I am running the code for the following example:
https://docs.pymc.io/notebooks/dp_mix.html
The first step of “Initializing NUTS using advi…” is taking a very long time to run. It has been a couple hours and the estimated time is 36 hours. Is this normal?

Everything in PyMC3 seems to run in exponential time because as I double the data size, things seem to take way longer. Is pip install all that need be done to run PyMC3?

Code I am running, which is copied from the example’s page.

old_faithful_df
old_faithful_df['std_waiting'] = (old_faithful_df.waiting - old_faithful_df.waiting.mean()) / old_faithful_df.waiting.std()
N = old_faithful_df.shape[0]
K = 30


def stick_breaking(beta):
    portion_remaining = tt.concatenate([[1], tt.extra_ops.cumprod(1 - beta)[:-1]])
    return beta * portion_remaining


with pm.Model() as model:
    alpha = pm.Gamma('alpha', 1., 1.)
    beta = pm.Beta('beta', 1., alpha, shape=K)
    w = pm.Deterministic('w', stick_breaking(beta))

    tau = pm.Gamma('tau', 1., 1., shape=K)
    lambda_ = pm.Gamma('lambda_', 10., 1., shape=K)
    mu = pm.Normal('mu', 0, tau=lambda_ * tau, shape=K)
    obs = pm.NormalMixture('obs', w, mu, tau=lambda_ * tau,
                           observed=old_faithful_df.std_waiting.values)
    
SEED = 5132290 # from random.org
np.random.seed(SEED)
with model:
    trace = pm.sample(
        1000,
        tune=2500,
        chains=2,
        init='advi',
        target_accept=0.9,
        random_seed=SEED
    )

Ah, good thing I looked at the Jupyter Notebook Terminal:

WARNING (theano.configdefaults): g++ not detected ! Theano will be unable to execute optimized C-implementations (for both CPU and GPU) and will default to Python implementations.
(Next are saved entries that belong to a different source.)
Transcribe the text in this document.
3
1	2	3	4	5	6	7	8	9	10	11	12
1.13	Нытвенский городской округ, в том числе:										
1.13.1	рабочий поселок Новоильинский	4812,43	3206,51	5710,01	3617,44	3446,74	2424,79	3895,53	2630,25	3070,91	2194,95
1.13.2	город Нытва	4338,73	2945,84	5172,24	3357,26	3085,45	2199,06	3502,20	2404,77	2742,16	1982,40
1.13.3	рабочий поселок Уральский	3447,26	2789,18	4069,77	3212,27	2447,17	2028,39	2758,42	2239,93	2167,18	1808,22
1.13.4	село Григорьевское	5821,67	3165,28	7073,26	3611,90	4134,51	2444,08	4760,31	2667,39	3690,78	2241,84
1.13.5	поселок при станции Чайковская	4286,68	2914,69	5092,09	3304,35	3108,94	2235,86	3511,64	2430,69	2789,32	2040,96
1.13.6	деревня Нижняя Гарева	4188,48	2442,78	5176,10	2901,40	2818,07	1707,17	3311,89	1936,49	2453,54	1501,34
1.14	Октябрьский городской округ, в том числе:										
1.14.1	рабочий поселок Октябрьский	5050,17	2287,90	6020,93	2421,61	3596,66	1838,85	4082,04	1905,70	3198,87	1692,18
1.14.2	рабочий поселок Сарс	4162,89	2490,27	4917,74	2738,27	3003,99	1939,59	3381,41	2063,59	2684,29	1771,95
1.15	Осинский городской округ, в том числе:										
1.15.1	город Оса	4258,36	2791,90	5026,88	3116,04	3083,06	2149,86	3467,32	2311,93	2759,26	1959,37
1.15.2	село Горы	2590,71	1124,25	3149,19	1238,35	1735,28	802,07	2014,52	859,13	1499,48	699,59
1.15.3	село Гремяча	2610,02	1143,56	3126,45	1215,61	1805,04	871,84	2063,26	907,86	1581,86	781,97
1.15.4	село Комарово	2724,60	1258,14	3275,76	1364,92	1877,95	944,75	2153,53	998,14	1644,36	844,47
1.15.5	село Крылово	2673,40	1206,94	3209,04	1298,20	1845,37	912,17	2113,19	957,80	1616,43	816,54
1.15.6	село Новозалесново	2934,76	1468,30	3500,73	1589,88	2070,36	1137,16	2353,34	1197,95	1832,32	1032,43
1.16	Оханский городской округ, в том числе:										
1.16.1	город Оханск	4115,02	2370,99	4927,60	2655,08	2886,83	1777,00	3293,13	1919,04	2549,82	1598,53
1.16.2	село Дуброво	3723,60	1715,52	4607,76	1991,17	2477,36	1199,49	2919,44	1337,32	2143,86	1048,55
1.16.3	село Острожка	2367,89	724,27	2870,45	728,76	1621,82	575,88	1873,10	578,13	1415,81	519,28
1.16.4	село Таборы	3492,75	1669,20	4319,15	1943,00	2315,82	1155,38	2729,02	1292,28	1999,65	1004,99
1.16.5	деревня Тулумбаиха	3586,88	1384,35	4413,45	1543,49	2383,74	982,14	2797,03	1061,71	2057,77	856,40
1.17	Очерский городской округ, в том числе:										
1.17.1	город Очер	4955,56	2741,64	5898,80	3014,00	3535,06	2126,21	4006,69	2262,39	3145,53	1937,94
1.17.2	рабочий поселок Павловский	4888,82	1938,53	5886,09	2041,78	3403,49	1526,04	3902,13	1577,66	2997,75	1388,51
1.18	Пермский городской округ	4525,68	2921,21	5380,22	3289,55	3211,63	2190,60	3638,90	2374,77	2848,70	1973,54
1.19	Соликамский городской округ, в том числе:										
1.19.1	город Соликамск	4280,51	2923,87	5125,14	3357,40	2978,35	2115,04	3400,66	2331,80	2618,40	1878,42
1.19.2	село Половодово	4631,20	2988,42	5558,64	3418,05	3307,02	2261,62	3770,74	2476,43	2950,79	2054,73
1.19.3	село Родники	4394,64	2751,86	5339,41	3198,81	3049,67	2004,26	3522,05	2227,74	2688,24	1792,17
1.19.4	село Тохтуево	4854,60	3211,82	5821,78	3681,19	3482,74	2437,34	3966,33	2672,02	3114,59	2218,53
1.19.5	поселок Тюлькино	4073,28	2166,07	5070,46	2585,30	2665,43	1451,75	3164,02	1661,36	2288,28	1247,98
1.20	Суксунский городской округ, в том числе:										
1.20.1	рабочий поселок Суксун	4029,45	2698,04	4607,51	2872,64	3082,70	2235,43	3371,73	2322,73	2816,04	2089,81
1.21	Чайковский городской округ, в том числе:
Performance will be severely degraded. To remove this warning, set Theano flags cxx to an empty string.

Looks like I needed to install anoconda to install m2w64-toolchain?

The first process seems to complete very very quickly… now my notebook dies once it starts actually sampling…

A connection to the notebook server could not be established. The notebook will continue trying to reconnect. Check your network connection or notebook server configuration.

At this point, the note book fails…

WARNING (theano.gof.compilelock): Overriding existing lock by dead process '24860' (I am process '14912')
Auto-assigning NUTS sampler...
Initializing NUTS using advi...
Average Loss = 440.04:   5%|▍         | 9399/200000 [00:19<06:35, 481.32it/s]
Convergence achieved at 9400
Interrupted at 9,399 [4%]: Average Loss = 498.1
Multiprocess sampling (2 chains in 4 jobs)
NUTS: [mu, lambda_, tau, beta, alpha]
Sampling 2 chains, 0 divergences:   0%|          | 0/7000 [00:00<?, ?draws/s]

This post is helpful:

Now some convergence checks do not work…and I do not think this is a solution. How can I use more than one core?

The install was with PyMC3 3.8…
I have been trying to install this on anaconda for hours.

Is there a more in depth guide to install?

I found, for whatever reason, that miniconda was much more flexible. First, follow Theano directions on their website. Then the pymc3 install instructions on this website.